Power of the Mann-Kendall Test

Let’s run the 1,000 simulations and calculate the power of the Mann-Kendall test under the various combinations of the given parameters using the code provided below. We will use the base R parallel package to run computations in parallel to minimize simulation time.

# Function to run tests on nsim datasets
simulate <- function(x){
  
  # Get data
  dt <- t(replicate(nsim, get_data(x)))
  
  # Run Mann-Kendall test
  mktest <- apply(dt, 1, function(x) MannKendall(x[[2]])$sl)
  mktest_power <- sum(mktest < alpha)/nsim
  list(Power_MK = mktest_power)           
}

# Get test results for nsim datasets
if (ncores <= 1) {

  if (!is.null(set.seed)) set.seed(seed)
  zz <- apply(param, 1, simulate)

} else {

  cl <- parallel::makeCluster(ncores)
  parallel::clusterExport(
    cl,
    list("alpha", "dist", "nsim", "mu", "get_data", "MannKendall")
  )

  if (!is.null(seed)) parallel::clusterSetRNGStream(cl, seed)
  zz <- parallel::parApply(cl, param, 1, simulate)
  parallel::stopCluster(cl)
}

# Convert list of lists to data frame
zz_df <- do.call(rbind, lapply(zz, as.data.frame))

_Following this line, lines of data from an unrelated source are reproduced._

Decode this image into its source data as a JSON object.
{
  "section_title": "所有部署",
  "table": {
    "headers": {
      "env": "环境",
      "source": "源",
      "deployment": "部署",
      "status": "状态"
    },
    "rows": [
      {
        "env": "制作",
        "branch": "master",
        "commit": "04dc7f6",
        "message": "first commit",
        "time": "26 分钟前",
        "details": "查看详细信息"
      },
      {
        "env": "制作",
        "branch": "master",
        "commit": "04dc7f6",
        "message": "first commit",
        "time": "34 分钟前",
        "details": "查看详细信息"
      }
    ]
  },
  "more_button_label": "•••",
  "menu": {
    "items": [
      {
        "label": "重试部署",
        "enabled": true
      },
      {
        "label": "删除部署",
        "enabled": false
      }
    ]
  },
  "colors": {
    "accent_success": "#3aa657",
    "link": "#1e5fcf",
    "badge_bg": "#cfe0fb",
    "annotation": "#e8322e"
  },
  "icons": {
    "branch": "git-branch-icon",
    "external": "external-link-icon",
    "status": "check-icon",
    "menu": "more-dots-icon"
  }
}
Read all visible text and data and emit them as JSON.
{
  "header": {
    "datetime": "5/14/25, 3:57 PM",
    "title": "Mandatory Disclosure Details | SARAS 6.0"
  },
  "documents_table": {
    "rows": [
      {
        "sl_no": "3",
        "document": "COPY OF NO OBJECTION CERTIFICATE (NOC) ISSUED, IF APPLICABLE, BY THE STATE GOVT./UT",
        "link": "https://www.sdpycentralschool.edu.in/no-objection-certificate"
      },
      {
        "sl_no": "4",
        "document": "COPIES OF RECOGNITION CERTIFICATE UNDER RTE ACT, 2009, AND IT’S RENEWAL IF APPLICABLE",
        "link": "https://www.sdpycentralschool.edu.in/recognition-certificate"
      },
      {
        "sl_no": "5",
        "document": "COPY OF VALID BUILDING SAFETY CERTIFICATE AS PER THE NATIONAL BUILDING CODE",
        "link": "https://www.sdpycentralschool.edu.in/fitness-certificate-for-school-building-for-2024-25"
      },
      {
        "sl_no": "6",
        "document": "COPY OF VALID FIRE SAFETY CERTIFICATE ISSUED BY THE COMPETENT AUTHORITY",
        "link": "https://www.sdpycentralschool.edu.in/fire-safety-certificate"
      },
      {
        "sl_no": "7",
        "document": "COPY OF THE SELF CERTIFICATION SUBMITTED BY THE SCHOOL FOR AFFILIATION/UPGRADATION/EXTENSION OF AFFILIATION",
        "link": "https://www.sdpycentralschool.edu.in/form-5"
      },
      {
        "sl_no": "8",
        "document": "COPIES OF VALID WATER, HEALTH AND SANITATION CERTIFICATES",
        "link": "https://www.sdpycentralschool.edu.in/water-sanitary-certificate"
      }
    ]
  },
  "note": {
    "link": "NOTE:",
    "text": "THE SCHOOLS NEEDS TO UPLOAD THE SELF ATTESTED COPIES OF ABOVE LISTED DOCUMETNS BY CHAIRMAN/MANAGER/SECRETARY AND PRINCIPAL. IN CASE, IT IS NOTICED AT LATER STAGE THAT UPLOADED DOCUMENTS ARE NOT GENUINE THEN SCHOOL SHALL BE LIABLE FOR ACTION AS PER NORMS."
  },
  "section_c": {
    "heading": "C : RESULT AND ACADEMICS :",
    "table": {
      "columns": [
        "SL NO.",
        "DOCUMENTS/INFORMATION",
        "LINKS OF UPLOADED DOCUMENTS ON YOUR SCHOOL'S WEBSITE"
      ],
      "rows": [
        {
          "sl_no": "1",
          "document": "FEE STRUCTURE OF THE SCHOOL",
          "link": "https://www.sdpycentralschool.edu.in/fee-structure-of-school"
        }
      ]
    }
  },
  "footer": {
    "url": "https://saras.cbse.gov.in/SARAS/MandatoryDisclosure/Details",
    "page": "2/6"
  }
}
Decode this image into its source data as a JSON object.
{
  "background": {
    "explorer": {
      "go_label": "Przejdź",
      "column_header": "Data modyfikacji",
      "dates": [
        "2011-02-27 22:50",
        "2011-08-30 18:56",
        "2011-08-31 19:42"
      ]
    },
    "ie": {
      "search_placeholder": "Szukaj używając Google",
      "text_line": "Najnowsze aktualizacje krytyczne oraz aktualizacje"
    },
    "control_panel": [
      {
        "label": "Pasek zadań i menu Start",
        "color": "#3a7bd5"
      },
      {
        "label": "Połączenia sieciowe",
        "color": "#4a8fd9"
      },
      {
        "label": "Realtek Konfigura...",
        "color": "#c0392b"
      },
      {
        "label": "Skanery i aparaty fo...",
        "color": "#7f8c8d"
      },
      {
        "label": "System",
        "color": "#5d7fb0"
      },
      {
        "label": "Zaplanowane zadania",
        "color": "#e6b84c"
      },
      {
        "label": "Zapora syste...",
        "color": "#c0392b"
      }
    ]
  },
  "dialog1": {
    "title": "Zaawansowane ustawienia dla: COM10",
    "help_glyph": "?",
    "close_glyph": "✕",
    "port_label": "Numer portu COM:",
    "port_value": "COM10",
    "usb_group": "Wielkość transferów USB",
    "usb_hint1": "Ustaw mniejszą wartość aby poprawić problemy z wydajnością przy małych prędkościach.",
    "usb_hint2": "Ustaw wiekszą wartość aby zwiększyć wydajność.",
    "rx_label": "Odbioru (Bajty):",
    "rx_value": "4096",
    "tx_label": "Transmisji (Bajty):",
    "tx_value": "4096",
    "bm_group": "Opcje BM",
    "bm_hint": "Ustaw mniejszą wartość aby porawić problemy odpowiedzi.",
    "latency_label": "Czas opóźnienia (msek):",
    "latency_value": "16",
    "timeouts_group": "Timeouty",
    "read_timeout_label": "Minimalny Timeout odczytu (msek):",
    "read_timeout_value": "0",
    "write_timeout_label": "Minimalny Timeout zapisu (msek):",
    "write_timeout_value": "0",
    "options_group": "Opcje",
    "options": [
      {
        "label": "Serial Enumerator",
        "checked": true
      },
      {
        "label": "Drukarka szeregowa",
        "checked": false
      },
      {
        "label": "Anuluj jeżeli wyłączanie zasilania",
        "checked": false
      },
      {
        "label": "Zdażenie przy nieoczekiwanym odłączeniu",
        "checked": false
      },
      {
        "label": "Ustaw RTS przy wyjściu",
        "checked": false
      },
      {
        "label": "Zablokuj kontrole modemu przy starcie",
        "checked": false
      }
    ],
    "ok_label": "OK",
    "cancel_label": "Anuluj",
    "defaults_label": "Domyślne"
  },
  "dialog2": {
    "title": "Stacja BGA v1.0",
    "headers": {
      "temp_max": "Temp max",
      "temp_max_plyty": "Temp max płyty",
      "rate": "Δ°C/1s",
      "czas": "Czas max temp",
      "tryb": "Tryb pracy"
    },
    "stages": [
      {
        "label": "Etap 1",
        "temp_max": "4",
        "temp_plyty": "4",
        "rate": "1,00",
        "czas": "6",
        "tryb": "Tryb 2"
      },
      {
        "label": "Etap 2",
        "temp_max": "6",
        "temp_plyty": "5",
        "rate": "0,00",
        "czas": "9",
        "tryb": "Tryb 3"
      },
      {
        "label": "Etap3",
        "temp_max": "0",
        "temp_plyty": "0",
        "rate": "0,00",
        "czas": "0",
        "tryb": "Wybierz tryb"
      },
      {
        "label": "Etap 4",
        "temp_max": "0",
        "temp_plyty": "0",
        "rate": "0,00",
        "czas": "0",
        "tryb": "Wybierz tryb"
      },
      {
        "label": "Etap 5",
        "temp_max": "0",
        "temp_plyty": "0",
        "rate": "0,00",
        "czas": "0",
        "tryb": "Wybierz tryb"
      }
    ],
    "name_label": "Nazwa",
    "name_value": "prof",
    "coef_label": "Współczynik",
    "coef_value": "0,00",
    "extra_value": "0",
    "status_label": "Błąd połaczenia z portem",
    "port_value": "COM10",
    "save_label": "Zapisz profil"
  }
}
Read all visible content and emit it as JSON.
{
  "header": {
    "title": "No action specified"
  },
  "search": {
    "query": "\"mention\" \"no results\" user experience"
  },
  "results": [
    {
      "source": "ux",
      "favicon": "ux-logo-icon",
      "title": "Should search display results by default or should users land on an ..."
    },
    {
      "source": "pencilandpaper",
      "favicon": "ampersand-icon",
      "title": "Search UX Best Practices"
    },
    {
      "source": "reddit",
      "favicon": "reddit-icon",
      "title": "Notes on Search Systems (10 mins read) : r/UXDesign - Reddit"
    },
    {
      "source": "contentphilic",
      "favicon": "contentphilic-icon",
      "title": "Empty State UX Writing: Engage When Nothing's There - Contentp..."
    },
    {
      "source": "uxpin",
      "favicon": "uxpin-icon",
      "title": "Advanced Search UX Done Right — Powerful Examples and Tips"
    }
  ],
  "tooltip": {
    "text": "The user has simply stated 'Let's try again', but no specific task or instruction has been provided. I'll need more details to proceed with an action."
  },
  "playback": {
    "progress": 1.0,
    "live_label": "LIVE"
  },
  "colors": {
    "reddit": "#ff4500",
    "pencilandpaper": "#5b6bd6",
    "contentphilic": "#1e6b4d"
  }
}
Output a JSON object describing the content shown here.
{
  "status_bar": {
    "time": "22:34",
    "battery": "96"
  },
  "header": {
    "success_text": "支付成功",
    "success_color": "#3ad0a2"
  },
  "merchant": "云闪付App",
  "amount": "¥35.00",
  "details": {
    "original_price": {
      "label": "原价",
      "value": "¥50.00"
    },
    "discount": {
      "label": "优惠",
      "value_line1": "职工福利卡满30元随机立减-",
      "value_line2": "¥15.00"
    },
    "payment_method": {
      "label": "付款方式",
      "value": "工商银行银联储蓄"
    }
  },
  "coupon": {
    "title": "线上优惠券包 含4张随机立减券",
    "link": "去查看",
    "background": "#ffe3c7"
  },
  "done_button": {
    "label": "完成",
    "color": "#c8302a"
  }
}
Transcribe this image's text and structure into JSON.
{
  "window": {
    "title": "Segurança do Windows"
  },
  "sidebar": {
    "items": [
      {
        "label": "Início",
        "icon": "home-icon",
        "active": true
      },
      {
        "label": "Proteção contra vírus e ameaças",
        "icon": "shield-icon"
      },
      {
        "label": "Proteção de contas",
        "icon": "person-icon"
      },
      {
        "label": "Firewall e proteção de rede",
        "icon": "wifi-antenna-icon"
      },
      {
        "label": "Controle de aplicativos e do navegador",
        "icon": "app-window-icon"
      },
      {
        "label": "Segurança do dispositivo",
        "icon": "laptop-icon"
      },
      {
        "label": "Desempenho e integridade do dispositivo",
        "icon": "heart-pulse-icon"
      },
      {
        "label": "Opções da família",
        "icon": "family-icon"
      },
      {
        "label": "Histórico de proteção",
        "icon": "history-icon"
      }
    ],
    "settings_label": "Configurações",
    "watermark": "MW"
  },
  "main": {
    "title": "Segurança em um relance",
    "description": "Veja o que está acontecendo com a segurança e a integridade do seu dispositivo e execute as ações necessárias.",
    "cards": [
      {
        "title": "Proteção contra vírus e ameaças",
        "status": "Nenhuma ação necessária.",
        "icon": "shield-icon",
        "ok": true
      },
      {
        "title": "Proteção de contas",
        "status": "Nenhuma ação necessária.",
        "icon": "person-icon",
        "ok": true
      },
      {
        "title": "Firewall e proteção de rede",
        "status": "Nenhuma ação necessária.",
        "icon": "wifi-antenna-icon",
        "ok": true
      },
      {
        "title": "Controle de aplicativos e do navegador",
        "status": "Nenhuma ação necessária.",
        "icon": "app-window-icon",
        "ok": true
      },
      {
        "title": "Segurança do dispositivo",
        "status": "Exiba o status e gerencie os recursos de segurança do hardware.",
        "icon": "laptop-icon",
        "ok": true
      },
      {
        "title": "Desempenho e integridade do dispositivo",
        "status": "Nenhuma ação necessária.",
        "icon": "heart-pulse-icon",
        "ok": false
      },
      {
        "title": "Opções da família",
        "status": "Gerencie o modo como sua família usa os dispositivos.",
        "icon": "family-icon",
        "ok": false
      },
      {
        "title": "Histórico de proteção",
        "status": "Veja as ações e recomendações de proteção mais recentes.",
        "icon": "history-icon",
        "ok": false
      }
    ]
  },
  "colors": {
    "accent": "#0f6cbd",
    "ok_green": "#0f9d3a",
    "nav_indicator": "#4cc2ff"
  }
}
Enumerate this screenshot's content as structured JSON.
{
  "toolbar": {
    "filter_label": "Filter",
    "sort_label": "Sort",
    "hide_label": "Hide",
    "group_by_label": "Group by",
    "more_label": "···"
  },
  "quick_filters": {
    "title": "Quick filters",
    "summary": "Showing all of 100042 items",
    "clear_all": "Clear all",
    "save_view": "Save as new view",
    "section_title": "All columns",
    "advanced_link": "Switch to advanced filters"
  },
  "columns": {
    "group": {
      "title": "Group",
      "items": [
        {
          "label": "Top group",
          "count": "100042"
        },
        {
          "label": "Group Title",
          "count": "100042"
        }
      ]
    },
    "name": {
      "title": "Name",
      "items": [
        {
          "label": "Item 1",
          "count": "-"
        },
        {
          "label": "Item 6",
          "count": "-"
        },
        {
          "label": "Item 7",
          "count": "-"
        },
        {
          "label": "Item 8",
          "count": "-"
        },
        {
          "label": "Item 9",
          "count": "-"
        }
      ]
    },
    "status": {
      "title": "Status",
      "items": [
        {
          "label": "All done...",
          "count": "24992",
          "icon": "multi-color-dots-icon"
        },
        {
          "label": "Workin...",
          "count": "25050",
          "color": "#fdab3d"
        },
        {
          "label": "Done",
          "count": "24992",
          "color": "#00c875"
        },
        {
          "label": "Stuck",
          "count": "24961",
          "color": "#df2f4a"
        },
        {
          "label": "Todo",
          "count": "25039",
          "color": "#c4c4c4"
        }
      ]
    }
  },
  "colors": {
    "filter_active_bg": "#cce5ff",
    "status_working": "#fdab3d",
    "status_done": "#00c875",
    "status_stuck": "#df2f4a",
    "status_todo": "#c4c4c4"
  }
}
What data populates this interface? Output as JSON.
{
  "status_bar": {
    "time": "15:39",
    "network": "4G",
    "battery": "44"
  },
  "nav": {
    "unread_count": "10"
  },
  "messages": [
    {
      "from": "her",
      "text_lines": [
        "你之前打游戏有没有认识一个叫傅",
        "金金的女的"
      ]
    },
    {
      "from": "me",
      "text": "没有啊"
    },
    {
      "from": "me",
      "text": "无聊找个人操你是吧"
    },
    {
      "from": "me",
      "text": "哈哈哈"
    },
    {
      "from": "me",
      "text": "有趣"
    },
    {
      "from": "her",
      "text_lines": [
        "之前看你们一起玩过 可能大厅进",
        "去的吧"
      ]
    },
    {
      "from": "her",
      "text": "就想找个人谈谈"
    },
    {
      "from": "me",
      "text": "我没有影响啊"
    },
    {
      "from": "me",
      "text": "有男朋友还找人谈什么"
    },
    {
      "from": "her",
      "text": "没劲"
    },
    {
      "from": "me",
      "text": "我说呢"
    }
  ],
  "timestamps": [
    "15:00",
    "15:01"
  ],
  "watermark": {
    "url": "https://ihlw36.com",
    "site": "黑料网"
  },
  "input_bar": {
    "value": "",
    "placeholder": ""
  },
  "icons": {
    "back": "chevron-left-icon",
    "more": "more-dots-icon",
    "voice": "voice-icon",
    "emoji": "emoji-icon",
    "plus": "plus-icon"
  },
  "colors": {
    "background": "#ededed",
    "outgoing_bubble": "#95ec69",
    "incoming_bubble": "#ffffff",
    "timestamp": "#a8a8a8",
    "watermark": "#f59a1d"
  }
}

# Combine output with param
param <- bind_cols(param, zz_df)
str(param)
## 'data.frame':	1800 obs. of  7 variables:
##  $ nobs     : num  4 6 8 10 12 14 16 18 20 22 ...
##  $ slope    : num  0 0 0 0 0 0 0 0 0 0 ...
##  $ cv       : num  0.05 0.05 0.05 0.05 0.05 0.05 0.05 0.05 0.05 0.05 ...
##  $ var_ratio: num  0 0 0 0 0 0 0 0 0 0 ...
##  $ var_r    : num  25 25 25 25 25 25 25 25 25 25 ...
##  $ nsim     : num  1000 1000 1000 1000 1000 1000 1000 1000 1000 1000 ...
##  $ Power_MK : num  0 0.014 0.033 0.043 0.043 0.054 0.031 0.053 0.033 0.054 ...
##  - attr(*, "out.attrs")=List of 2
##   ..$ dim     : Named int [1:6] 15 12 10 1 1 1
##   .. ..- attr(*, "names")= chr [1:6] "nobs" "slope" "cv" "var_ratio" ...
##   ..$ dimnames:List of 6
##   .. ..$ nobs     : chr [1:15] "nobs= 4" "nobs= 6" "nobs= 8" "nobs=10" ...
##   .. ..$ slope    : chr [1:12] "slope= 0" "slope= 2" "slope= 4" "slope= 6" ...
##   .. ..$ cv       : chr [1:10] "cv=0.05" "cv=0.10" "cv=0.15" "cv=0.20" ...
##   .. ..$ var_ratio: chr "var_ratio=NA"
##   .. ..$ var_r    : chr "var_r=NA"
##   .. ..$ nsim     : chr "nsim=1000"

The simulation results are saved in our param data frame and consist of 1,800 records and 7 variables. The variables include our initial combinations of trend, variability, and sample size as well as the power of the Mann-Kendall test calculated for the 1,000 simulations. Let’s plot the power as a function of sample size for different values of CV.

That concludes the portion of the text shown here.